How are diseases such as smallpox eradicated? ‘Turning the tables’ outlines the development of vaccination programmes including Edward Jenner’s research on smallpox in the late 18th century and Louis Pasteur’s rabies vaccine. In order to prevent virus spread, at least 80 per cent of a population must be vaccinated. The difference between live and inactivated vaccines is explained using the case of polio. The ethical debate surrounding vaccination is also discussed along with antiviral drugs, recombinant subunit viral vaccines, the difficulties of producing a vaccine for HIV, and the invention of the polymerase chain reaction in the 1980s and human genome sequencing, which have revolutionized viral diagnosis.

6. Epidemics and pandemics

Once an acute emerging virus is successfully established in a population, it generally settles into a mode of cyclical epidemics during which many susceptible people are infected and become immune to further attack.
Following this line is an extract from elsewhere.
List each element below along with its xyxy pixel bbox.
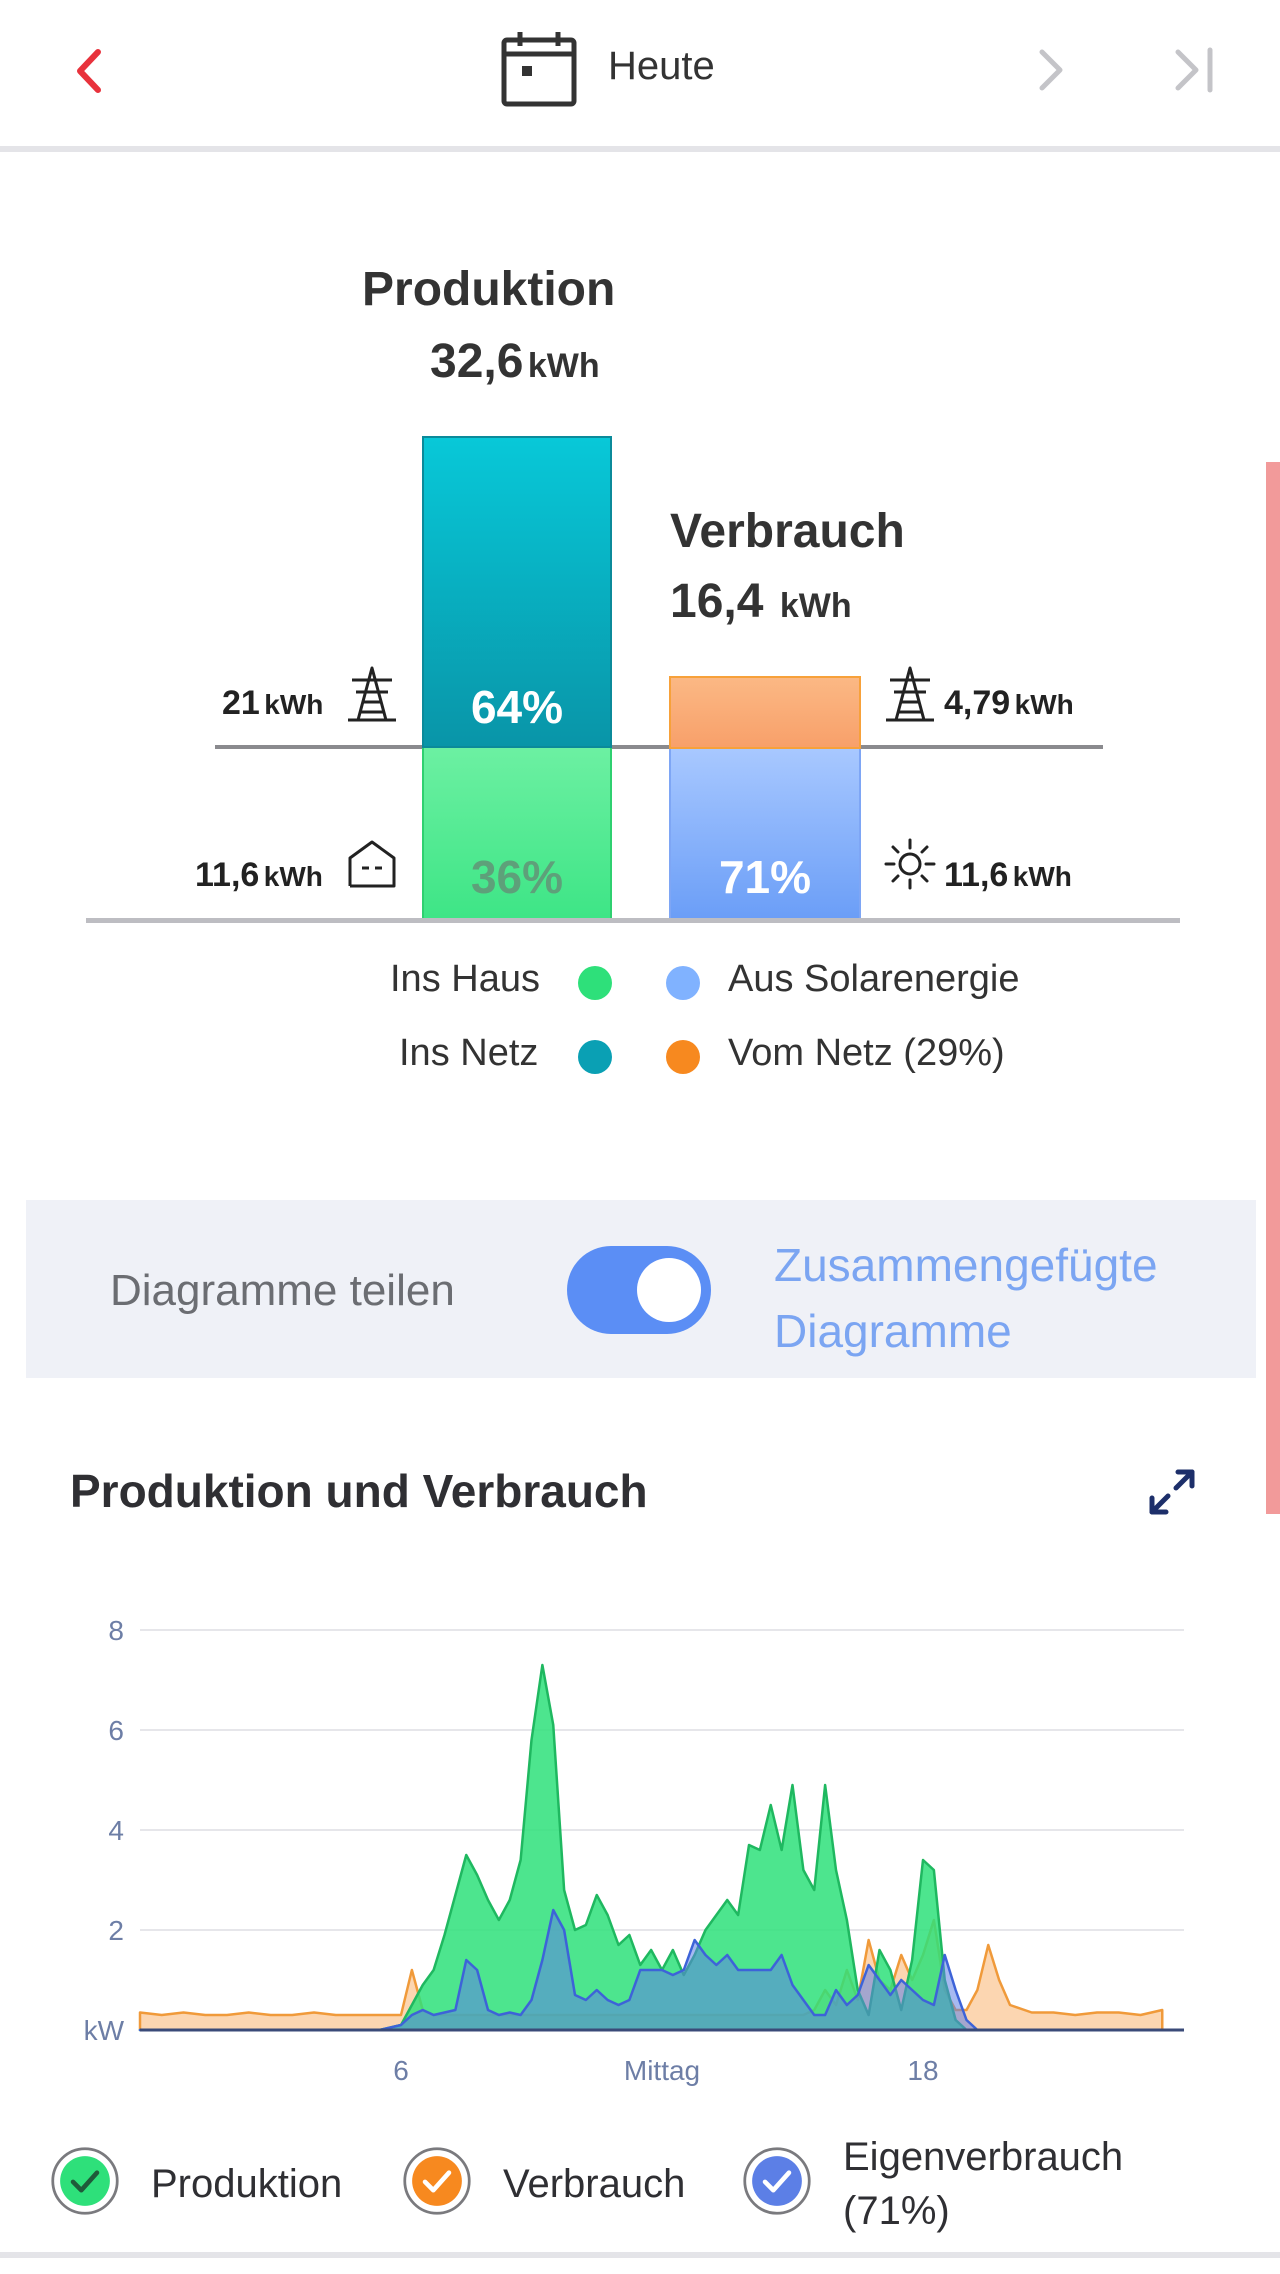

When most are immune, the virus moves on, only returning when a new susceptible population has emerged, generally consisting of those born since the last epidemic. ‘Epidemics and pandemics’ considers historical epidemics of viruses, vaccination programmes, and the spread of viruses from one continent to another—pandemics. Airborne viruses mainly cause respiratory illnesses, like flu, the common cold, or pneumonia, while those transmitted by faecal–oral contamination, like rotaviruses and noroviruses, cause intestinal upsets with nausea, vomiting, and diarrhoea.

10. Viruses past, present, and future

‘Viruses past, present, and future’ looks at the changing pattern of virus infections through the ages and speculates about how humans and viruses might interact in the future. Viruses, such as smallpox and yellow fever, have debilitated populations across the globe throughout history. New research technologies will allow a greater number of ‘new’ viruses to be identified, leading to preventive vaccines and novel treatments. However, we may also face potential man-made virus threats from biological weapons of mass destruction to the unwitting promotion of pathogenic viruses, possibly through xenotransplantation, immune-suppressed chemotherapy patients, or viruses escaping from laboratories due to poor safety measures.

8. Tumour viruses

One in three people develop cancer during their lives and 10–20 per cent of human cancers are linked to viruses. ‘Tumour viruses’ shows how viral oncogenes have been instrumental in uncovering the molecular mechanisms involved in cancer development. Tumours develop when a single cell in an organism is released from the usual constraints that regulate its growth and then replicates unchecked. This rogue cell then produces a mass of similar cells, forming a tumour (or cancer) that invades the surrounding tissues and may spread from its original site. The tumour-causing behaviour of oncogenic retroviruses, human T lymphotropic virus, herpesviruses, hepatitis viruses, and papilloma viruses are all considered.

4. Emerging virus infections

The term ‘emerging virus infection’ refers to both the emergence of an infectious disease caused by a virus that is new to the species it infects, and to a re-emerging infection, meaning that the disease is increasing in frequency, either in its traditional geographic location or in a new area. ‘Emerging viruses: vertebrate-transmitted viruses’ discusses examples such as swine flu, bird flu, Ebola virus, HIV, and the SARS and MERS coronaviruses. The differing patterns of emerging virus outbreaks depend on viral factors, including incubation period, disease manifestations and method of spread, and important host factors like living conditions, propensity to travel, and the success of any preventive measures.